Hordes of Modi admirers and some protesters made their way to Ricoh Coliseum Wednesday in Toronto.
Toronto is welcoming India’s Prime Minister Narendra Modi with crowds of admirers — and protesters.
Modi and Prime Minister Stephen Harper landed in Toronto Wednesday afternoon, after Modi’s ceremonial welcome in Ottawa earlier today.
* India’s Prime Minister Narendra Modi is in Canada on a three-day visit to Ottawa, Toronto and Vancouver.
* This evening, he is set to unleash Modi-mania in Toronto on Wednesday evening, says reporter Raveena Aulakh, when he takes the stage at the Ricoh Coliseum. A crowd of about 8,000 supporters is expected.
* Toronto’s welcome is billed to be on the lines of his Madison Square address in New York last year, where he was cheered like a rock star by some 18,000 spectators.
* Modi, a divisive figure in India, is nevertheless considered a great orator.
* PM Harper is also expected to speak tonight.

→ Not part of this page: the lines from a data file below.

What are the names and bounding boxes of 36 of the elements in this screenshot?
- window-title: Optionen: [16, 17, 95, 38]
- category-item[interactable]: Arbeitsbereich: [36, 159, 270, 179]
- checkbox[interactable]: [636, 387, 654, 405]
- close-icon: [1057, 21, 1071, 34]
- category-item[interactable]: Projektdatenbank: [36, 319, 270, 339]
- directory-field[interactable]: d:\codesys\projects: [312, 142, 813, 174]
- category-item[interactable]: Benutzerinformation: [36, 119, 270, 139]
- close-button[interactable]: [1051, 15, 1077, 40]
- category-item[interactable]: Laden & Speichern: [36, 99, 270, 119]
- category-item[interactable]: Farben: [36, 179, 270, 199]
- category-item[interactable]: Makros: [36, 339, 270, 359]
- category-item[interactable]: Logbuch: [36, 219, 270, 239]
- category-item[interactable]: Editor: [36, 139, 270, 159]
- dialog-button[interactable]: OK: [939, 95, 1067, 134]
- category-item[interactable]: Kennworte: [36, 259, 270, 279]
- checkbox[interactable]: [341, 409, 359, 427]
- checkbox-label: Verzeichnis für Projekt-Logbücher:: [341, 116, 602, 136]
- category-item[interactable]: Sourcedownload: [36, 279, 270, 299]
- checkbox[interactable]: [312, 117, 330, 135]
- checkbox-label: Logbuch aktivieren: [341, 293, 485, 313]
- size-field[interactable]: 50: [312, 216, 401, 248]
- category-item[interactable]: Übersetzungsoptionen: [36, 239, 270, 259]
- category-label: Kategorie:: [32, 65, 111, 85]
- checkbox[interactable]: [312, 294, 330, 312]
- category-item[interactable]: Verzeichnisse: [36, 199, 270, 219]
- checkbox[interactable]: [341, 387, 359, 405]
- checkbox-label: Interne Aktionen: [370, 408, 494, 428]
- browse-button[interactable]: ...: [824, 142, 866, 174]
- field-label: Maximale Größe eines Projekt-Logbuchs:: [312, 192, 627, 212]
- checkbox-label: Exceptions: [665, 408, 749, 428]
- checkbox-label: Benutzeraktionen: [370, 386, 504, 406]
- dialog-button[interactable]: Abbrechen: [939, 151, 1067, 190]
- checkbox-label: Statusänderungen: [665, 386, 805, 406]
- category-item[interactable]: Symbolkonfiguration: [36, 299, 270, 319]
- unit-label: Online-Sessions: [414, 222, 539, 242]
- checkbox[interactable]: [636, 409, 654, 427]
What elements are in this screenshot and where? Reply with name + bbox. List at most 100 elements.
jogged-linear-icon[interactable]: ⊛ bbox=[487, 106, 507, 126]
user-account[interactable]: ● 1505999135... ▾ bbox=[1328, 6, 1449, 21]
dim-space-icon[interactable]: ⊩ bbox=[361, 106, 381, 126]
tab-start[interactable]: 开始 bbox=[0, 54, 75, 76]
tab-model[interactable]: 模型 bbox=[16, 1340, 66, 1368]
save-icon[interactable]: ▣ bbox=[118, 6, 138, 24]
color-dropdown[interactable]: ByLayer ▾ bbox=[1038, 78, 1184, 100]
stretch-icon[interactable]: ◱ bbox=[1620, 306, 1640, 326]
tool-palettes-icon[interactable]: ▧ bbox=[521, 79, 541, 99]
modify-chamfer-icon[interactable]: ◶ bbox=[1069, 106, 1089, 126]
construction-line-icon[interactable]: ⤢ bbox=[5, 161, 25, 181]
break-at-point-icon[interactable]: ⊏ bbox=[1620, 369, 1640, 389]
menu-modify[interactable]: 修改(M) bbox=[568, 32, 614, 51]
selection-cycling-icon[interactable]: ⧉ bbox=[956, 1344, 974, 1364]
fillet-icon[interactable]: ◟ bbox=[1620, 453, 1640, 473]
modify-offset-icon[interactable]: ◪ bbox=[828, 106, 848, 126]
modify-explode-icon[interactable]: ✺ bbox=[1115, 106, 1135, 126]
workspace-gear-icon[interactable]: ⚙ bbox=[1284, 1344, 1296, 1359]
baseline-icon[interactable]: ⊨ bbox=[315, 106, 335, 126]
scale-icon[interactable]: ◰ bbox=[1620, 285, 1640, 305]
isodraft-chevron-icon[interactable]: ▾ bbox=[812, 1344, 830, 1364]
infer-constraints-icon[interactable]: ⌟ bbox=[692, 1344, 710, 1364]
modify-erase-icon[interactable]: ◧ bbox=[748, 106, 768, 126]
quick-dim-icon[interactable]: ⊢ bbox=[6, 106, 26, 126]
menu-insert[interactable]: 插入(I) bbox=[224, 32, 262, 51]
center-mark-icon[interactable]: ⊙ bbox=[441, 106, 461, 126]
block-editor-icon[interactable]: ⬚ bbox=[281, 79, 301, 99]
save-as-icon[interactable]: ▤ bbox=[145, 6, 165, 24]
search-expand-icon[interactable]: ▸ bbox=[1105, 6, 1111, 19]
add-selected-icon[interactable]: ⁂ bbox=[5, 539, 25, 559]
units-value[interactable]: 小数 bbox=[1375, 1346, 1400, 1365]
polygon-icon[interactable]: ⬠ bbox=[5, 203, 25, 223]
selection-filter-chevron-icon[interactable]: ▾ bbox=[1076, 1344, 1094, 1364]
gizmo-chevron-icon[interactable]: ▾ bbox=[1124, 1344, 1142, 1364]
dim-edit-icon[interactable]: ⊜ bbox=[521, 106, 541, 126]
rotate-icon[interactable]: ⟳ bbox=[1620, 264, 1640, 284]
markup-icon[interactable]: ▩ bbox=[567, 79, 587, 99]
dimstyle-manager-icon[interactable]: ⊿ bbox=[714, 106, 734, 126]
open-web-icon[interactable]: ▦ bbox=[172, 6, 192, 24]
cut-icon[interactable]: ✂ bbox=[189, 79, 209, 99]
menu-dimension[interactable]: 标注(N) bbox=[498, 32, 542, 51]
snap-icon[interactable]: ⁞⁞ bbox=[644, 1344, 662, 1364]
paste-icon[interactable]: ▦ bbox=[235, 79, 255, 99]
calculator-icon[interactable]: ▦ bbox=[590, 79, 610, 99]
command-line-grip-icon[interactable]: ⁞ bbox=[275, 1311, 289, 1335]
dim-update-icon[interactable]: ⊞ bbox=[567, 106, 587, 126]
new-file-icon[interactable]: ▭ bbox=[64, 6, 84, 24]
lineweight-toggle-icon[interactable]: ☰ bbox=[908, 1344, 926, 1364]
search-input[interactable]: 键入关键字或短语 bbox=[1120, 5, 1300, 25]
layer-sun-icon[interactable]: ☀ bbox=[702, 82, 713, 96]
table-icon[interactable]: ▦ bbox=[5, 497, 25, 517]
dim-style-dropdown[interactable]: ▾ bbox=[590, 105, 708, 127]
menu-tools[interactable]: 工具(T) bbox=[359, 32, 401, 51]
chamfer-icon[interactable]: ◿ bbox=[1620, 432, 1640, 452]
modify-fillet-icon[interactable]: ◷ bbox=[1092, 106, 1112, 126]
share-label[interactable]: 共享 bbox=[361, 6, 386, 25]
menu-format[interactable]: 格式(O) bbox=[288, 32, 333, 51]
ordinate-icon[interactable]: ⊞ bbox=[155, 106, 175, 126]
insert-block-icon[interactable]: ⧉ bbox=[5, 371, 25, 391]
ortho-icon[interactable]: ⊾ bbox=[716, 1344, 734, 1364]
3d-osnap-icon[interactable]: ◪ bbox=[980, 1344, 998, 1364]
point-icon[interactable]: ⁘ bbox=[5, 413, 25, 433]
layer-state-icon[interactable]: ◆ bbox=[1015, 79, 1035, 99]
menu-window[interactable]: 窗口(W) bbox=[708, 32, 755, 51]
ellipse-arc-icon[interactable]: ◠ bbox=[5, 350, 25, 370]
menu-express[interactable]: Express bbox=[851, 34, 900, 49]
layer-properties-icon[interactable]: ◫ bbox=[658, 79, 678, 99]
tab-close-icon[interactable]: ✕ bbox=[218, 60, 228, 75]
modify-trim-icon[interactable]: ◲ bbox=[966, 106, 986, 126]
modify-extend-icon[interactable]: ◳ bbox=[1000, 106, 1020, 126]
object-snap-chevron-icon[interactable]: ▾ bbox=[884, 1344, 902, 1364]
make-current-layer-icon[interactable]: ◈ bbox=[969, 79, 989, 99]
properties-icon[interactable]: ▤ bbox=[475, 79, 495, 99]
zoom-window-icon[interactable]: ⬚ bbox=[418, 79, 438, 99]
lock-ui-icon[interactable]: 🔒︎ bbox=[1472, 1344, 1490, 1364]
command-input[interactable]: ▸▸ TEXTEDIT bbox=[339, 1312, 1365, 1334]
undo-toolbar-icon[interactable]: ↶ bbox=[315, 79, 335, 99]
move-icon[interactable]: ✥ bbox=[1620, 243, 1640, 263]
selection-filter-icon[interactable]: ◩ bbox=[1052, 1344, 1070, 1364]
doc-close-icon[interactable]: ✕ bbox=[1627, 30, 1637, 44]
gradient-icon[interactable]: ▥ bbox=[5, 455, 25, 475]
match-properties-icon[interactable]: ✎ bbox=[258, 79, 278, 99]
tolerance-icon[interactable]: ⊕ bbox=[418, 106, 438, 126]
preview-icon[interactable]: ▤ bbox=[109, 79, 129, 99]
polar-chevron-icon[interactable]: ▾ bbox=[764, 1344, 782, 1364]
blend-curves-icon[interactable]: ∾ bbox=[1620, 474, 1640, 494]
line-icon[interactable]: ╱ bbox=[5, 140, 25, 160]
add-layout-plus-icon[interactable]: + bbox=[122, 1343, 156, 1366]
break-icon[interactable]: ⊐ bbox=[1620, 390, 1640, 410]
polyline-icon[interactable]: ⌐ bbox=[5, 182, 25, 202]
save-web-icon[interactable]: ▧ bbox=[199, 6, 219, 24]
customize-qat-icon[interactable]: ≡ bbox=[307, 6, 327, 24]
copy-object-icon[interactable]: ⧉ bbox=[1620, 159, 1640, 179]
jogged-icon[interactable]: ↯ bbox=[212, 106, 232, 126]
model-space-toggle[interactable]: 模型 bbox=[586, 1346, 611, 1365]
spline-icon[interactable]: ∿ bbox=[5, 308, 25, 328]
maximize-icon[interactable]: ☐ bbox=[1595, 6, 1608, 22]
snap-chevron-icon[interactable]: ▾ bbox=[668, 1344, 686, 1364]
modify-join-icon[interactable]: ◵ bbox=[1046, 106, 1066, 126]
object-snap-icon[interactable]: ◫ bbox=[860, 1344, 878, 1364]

Their meeting has already proven historically significant. It is the first bilateral meeting in Canada of an Indian prime minister since 1973, when former PM Pierre Elliot Trudeau met with India’s former PM, Indira Ghandi.
Edgar Faleiro, an Indian Catholic, said that his feelings for Modi are mixed because he has seen the country become increasingly divided along religious lines under his leadership.
“He’s done well on the economic front,” Faleiro said.
“If he can stand and protect every community, that would be great.”
Modi is beloved by many, having earned a reputation for being a self-made man who began his career not in the lap of luxury, but as a tea seller.
“Every common man can relate to him,” said Pranit Patil, a supporter on the way to the Ricoh Coliseum where Modi will address an estimated crowd of 8,000 this evening.
“He’s a very honest fellow,” added Chandrakant Patil, who is also from Modi’s home province of Gujarat.
Modi’s visit is also expected to draw protestors, including Joyce Almeida who make the trek to Ricoh Coliseum.
“It’s not a protest so much as highlighting a concern. We Christians in India are a minority and we’re not being protected,” said Almeida, who moved here from Maharashtra, India five years ago.
Modi is a member of a Hindu nationalist party, accused in the past of aiding the killing of 1,000 Indian Muslims in communal riots in 2002 while he was chief minister of Gujarat. Modi has always denied involvement in the violence, and India’s Supreme Court has said there was no case to bring against him, but he was banned entry to Canada and the U.S. for 12 years as a suspected human rights abuser.
An organization called Sikhs for Justice has filed a complaint with the Attorney General of Canada requesting criminal proceedings against Modi.